Ai piatti di poveri grilli fritti continuiamo a preferire la buona cucina italiana
In Punta di Spillo, una rubrica di Bruno Fasani.
Adesso è ufficiale. A partire dal primo gennaio 2023, sarà possibile portare sulle nostre tavole come nuovo cibo, da servire come pietanza, o usare come farina, parzialmente sgrassata, l’Acheta domesticus, a tutti noto come il simpatico grillo che troviamo nei prati e che riempie col suo canto inconfondibile i giorni caldi dell’estate. A deciderlo è stata l’Autorità europea per la sicurezza alimentare, che da tempo era stata chiamata a pronunciarsi in materia. E così, dopo le larve gialle della farina (Tenebrio molitor) e le famose locuste migratorie, ora gli europei potranno mettere sotto i denti il simpatico insetto. Anche se il 54% degli italiani ha detto che loro i grilli non li mangeranno neanche se dovessero morire di fame, a fronte di un 16% favorevole, c’è da giurare che, tra non molto, i ristoranti che si ispireranno alle nuove frontiere alimentari troveranno i loro proseliti, pronti a giurare che niente pareggia in bontà una scorpacciata di insetti.
Non sarò certo io a lanciare anatemi. Primo, perché ognuno ha i propri legittimi e insindacabili gusti. Mia madre, santa donna, davanti a un piatto di ostriche diceva che le venivano gli urti di vomito. E non vi dico che cosa le ricordassero, perché sarebbe un attentato ai cultori del pregiato mollusco. Personalmente non offritemi carne di cavallo, perché potrei andarmene al galoppo. In compenso ho visto amici di viaggio consumare ragni fritti e cavallette, mentre si sperticavano in lodi compiaciute. Sembravano pesciolini! era il loro commento. Sia come sia, le aziende che hanno dato inizio alla produzione di grilli ormai lavorano a pieno regime, anche in Italia, con tonnellate di innocenti insetti, pronti da cuocere fritti, oppure tostati al forno per essere trasformati in farina.
Da usare in tutti gli ambiti. Pane, cracker, grissini, barrette ai cereali, nei biscotti, nei prodotti secchi a base di pasta farcita e non farcita, nelle salse, nei piatti a base di leguminose e di verdure, nella pizza, nei prodotti a base di pasta, nel siero di latte in polvere, nei prodotti sostitutivi della carne, nelle minestre o anche nelle bevande tipo birra, nei prodotti a base di cioccolato, negli snack diversi dalle patatine e nei preparati a base di carne, destinati alla popolazione in generale.
I laudatores ci hanno rassicurato che si tratta di proteine dagli effetti miracolosi, ma si tratta di rassicurazioni di parte. In attesa dei “miracoli”, negli Usa qualche primo scricchiolio sui possibili effetti negativi si è già sentito e la stessa Commissione europea che segue la sicurezza alimentare s’è presa del tempo, per fare ulteriori accertamenti.
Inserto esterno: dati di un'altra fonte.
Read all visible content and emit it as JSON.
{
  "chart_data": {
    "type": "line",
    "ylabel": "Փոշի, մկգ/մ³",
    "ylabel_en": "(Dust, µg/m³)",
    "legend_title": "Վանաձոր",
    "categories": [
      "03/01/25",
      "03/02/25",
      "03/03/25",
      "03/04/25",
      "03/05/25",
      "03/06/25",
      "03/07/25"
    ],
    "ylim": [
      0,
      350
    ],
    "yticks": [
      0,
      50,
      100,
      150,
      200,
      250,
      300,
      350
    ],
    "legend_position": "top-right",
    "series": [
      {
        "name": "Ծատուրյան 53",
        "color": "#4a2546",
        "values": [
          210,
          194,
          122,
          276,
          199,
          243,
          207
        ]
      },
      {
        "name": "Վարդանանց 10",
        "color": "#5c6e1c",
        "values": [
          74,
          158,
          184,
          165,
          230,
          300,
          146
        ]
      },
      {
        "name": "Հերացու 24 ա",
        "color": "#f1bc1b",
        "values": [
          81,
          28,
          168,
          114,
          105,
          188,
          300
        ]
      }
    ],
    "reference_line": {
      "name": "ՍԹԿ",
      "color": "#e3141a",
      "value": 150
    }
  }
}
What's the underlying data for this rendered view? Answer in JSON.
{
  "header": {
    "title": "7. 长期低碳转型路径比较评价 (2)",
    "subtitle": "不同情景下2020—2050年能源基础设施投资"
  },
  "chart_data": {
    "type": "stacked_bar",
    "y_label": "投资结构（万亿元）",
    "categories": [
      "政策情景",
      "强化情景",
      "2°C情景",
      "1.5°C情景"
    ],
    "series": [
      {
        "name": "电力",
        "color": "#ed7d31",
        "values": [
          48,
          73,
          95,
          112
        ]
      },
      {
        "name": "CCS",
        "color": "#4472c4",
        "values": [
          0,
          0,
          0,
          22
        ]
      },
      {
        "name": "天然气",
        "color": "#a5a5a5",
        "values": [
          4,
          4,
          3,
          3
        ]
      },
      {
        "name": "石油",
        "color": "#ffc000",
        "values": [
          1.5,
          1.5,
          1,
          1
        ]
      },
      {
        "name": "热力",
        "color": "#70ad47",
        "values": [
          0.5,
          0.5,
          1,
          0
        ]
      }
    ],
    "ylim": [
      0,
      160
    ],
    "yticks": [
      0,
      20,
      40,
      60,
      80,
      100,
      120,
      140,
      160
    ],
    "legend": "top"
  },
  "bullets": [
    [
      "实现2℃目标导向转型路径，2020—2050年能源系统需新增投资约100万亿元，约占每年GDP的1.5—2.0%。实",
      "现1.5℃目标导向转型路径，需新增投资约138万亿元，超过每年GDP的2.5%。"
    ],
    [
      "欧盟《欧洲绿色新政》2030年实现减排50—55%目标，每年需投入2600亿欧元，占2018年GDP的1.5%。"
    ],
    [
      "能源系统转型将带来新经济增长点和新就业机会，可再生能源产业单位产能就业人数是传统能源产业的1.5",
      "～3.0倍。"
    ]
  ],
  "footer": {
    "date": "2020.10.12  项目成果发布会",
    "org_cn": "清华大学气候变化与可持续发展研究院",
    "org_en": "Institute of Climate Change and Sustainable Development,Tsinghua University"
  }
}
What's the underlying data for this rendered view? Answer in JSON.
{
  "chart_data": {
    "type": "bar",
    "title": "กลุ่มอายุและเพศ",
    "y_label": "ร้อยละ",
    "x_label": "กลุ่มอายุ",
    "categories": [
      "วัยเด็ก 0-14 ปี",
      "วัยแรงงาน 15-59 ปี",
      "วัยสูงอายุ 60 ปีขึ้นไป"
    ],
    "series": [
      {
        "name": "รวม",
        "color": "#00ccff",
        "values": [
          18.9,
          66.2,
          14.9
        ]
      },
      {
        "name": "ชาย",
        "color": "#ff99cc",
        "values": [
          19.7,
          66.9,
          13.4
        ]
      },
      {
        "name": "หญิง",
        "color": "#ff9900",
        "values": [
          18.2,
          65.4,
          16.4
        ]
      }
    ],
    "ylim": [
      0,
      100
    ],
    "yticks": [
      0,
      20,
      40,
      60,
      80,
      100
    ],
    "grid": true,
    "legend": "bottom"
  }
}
Vada come vada, la domanda si fa stringente: che bisogno c’era di aprire all’uso alimentare degli insetti? Per combattere la fame nel mondo è stata la risposta, buttata lì con peloso buonismo. Ma, a dire il vero, qui da noi in Europa, più che dei grilli avremmo bisogno di far ricorso a qualche dieta, per contenere gli eccessi alimentari. E non è neppure pensabile che, in un sussulto di sano contenimento delle spese, si sia pensato a questi poveri insetti, nell’illusione di risparmiare. Oggi, un chilo di farina di grilli costa intorno ai 70 Euro, che proprio non lascia pensare ad un prodotto per pensionati che, di Euro, ne hanno meno di 500 al mese. E allora?
Allora penso che, ancora una volta, siano le multinazionali a condurre le danze dell’economia e della politica, in un gioco che vede quest’ultima sempre più succube e incapace di sapere cosa vuole. Sono i soldi che comandano, sospira rassegnato l’uomo della strada, mentre ci si potrebbe chiedere se un rilancio della produzione di grano, tenero o duro che sia, non sarebbe un modo intelligente per rilanciare l’agricoltura, tutelando, ad un tempo, una cucina, invidiata nel mondo, che proprio di grilli non ha bisogno.